On 5/17/2012 5:50 AM, Alain Ketterlin wrote:
gry<georgeryo...@gmail.com>  writes:

sys.version -->  '2.6 (r26:66714, Feb 21 2009, 02:16:04) \n[GCC 4.3.2
[gcc-4_3-branch revision 141291]]

I thought this script would be very lean and fast, but with a large
value for n (like 150000), it uses 26G of virtural memory, and things
start to crumble.

#!/usr/bin/env python
'''write a file of random integers.  args are: file-name how-many'''
import sys, random

f = open(sys.argv[1], 'w')
n = int(sys.argv[2])
for i in xrange(n):
     print>>f, random.randint(0, sys.maxint)
f.close()

sys.version is '2.6.6 (r266:84292, Sep 15 2010, 16:22:56) \n[GCC 4.4.5]'
here, and your script works like a charm. BTW, I would use f.write()

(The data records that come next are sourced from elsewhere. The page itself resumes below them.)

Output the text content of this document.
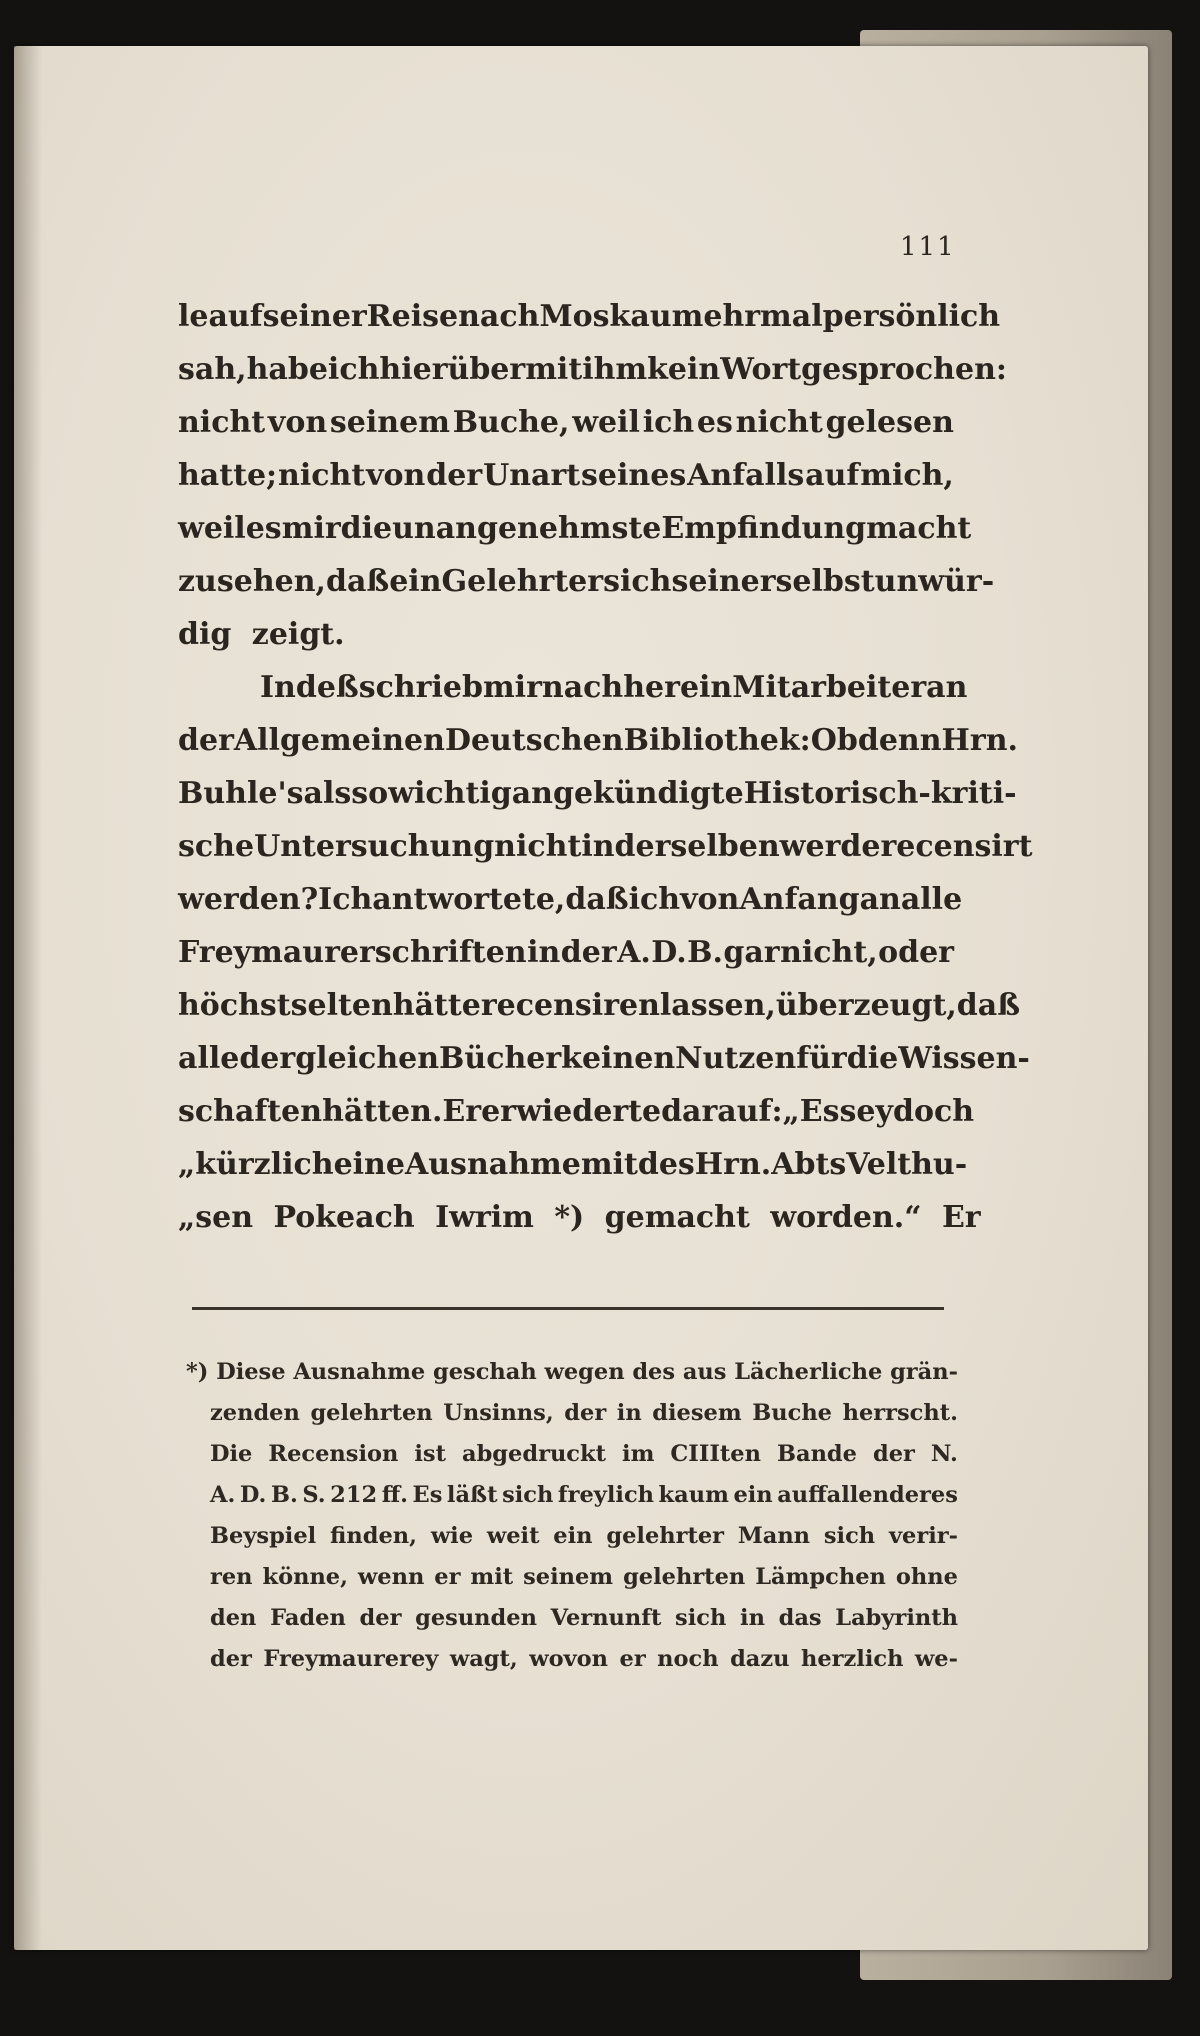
111
le auf seiner Reise nach Moskau mehrmal persönlich
sah, habe ich hierüber mit ihm kein Wort gesprochen:
nicht von seinem Buche, weil ich es nicht gelesen
hatte; nicht von der Unart seines Anfalls auf mich,
weil es mir die unangenehmste Empfindung macht
zu sehen, daß ein Gelehrter sich seiner selbst unwür-
dig zeigt.
Indeß schrieb mir nachher ein Mitarbeiter an
der Allgemeinen Deutschen Bibliothek: Ob denn Hrn.
Buhle's als so wichtig angekündigte Historisch-kriti-
sche Untersuchung nicht in derselben werde recensirt
werden? Ich antwortete, daß ich von Anfang an alle
Freymaurerschriften in der A. D. B. gar nicht, oder
höchstselten hätte recensiren lassen, überzeugt, daß
alle dergleichen Bücher keinen Nutzen für die Wissen-
schaften hätten. Er erwiederte darauf: „Es sey doch
„kürzlich eine Ausnahme mit des Hrn. Abts Velthu-
„sen Pokeach Iwrim *) gemacht worden.“ Er
*) Diese Ausnahme geschah wegen des aus Lächerliche grän-
zenden gelehrten Unsinns, der in diesem Buche herrscht.
Die Recension ist abgedruckt im CIIIten Bande der N.
A. D. B. S. 212 ff. Es läßt sich freylich kaum ein auffallenderes
Beyspiel finden, wie weit ein gelehrter Mann sich verir-
ren könne, wenn er mit seinem gelehrten Lämpchen ohne
den Faden der gesunden Vernunft sich in das Labyrinth
der Freymaurerey wagt, wovon er noch dazu herzlich we-
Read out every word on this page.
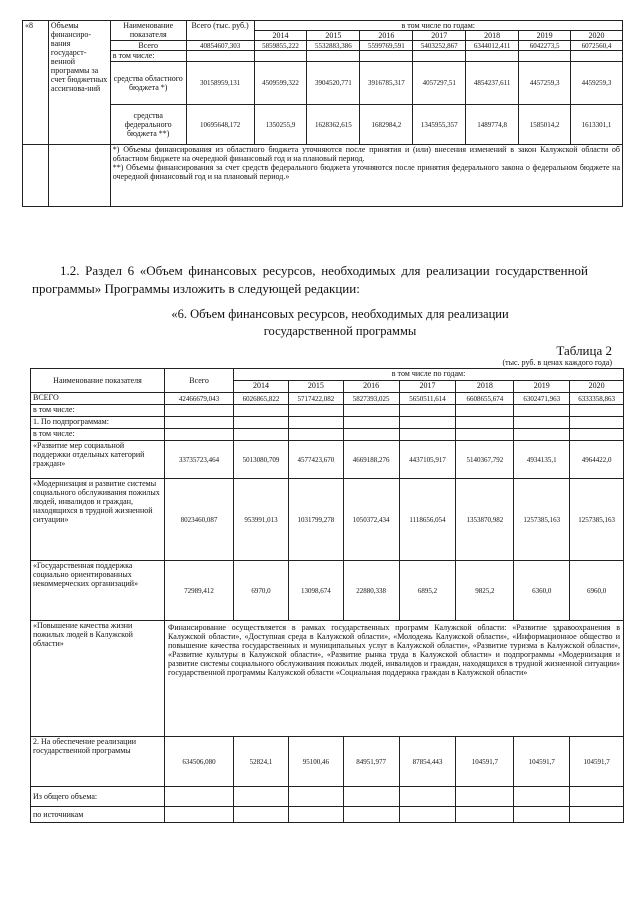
«8	Объемы финансиро-вания государст-венной программы за счет бюджетных ассигнова-ний	Наименование показателя	Всего (тыс. руб.)	в том числе по годам:						
				2014	2015	2016	2017	2018	2019	2020
		Всего	40854607,303	5859855,222	5532883,386	5599769,591	5403252,867	6344012,411	6042273,5	6072560,4
		в том числе:								
		средства областного бюджета *)	30158959,131	4509599,322	3904520,771	3916785,317	4057297,51	4854237,611	4457259,3	4459259,3
		средства федерального бюджета **)	10695648,172	1350255,9	1628362,615	1682984,2	1345955,357	1489774,8	1585014,2	1613301,1

		*) Объемы финансирования из областного бюджета уточняются после принятия и (или) внесения изменений в закон Калужской области об областном бюджете на очередной финансовый год и на плановый период.
**) Объемы финансирования за счет средств федерального бюджета уточняются после принятия федерального закона о федеральном бюджете на очередной финансовый год и на плановый период.»								
1.2. Раздел 6 «Объем финансовых ресурсов, необходимых для реализации государственной программы» Программы изложить в следующей редакции:
«6. Объем финансовых ресурсов, необходимых для реализации государственной программы
Таблица 2
(тыс. руб. в ценах каждого года)
Наименование показателя	Всего	в том числе по годам:						
		2014	2015	2016	2017	2018	2019	2020
ВСЕГО	42466679,043	6026865,822	5717422,082	5827393,025	5650511,614	6608655,674	6302471,963	6333358,863
в том числе:								
1. По подпрограммам:								
в том числе:								
«Развитие мер социальной поддержки отдельных категорий граждан»	33735723,464	5013080,709	4577423,670	4669188,276	4437105,917	5140367,792	4934135,1	4964422,0
«Модернизация и развитие системы социального обслуживания пожилых людей, инвалидов и граждан, находящихся в трудной жизненной ситуации»	8023460,087	953991,013	1031799,278	1050372,434	1118656,054	1353870,982	1257385,163	1257385,163
«Государственная поддержка социально ориентированных некоммерческих организаций»	72989,412	6970,0	13098,674	22880,338	6895,2	9825,2	6360,0	6960,0
«Повышение качества жизни пожилых людей в Калужской области»	Финансирование осуществляется в рамках государственных программ Калужской области: «Развитие здравоохранения в Калужской области», «Доступная среда в Калужской области», «Молодежь Калужской области», «Информационное общество и повышение качества государственных и муниципальных услуг в Калужской области», «Развитие туризма в Калужской области», «Развитие культуры в Калужской области», «Развитие рынка труда в Калужской области» и подпрограммы «Модернизация и развитие системы социального обслуживания пожилых людей, инвалидов и граждан, находящихся в трудной жизненной ситуации» государственной программы Калужской области «Социальная поддержка граждан в Калужской области»							
2. На обеспечение реализации государственной программы	634506,080	52824,1	95100,46	84951,977	87854,443	104591,7	104591,7	104591,7
Из общего объема:								
по источникам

That would have to be f.write(str(random.randint(0, sys.maxint))+end) where above end would be '\n'.

instead of print>>  f (which I think is deprecated).

In the sense that in Py3, print is a function with a file parameter:

print(random.randint(0, sys.maxint), file=f)

The idiosyncratic ugliness of >>file was one reason for the change. Adding the option to specify separator and terminator was another.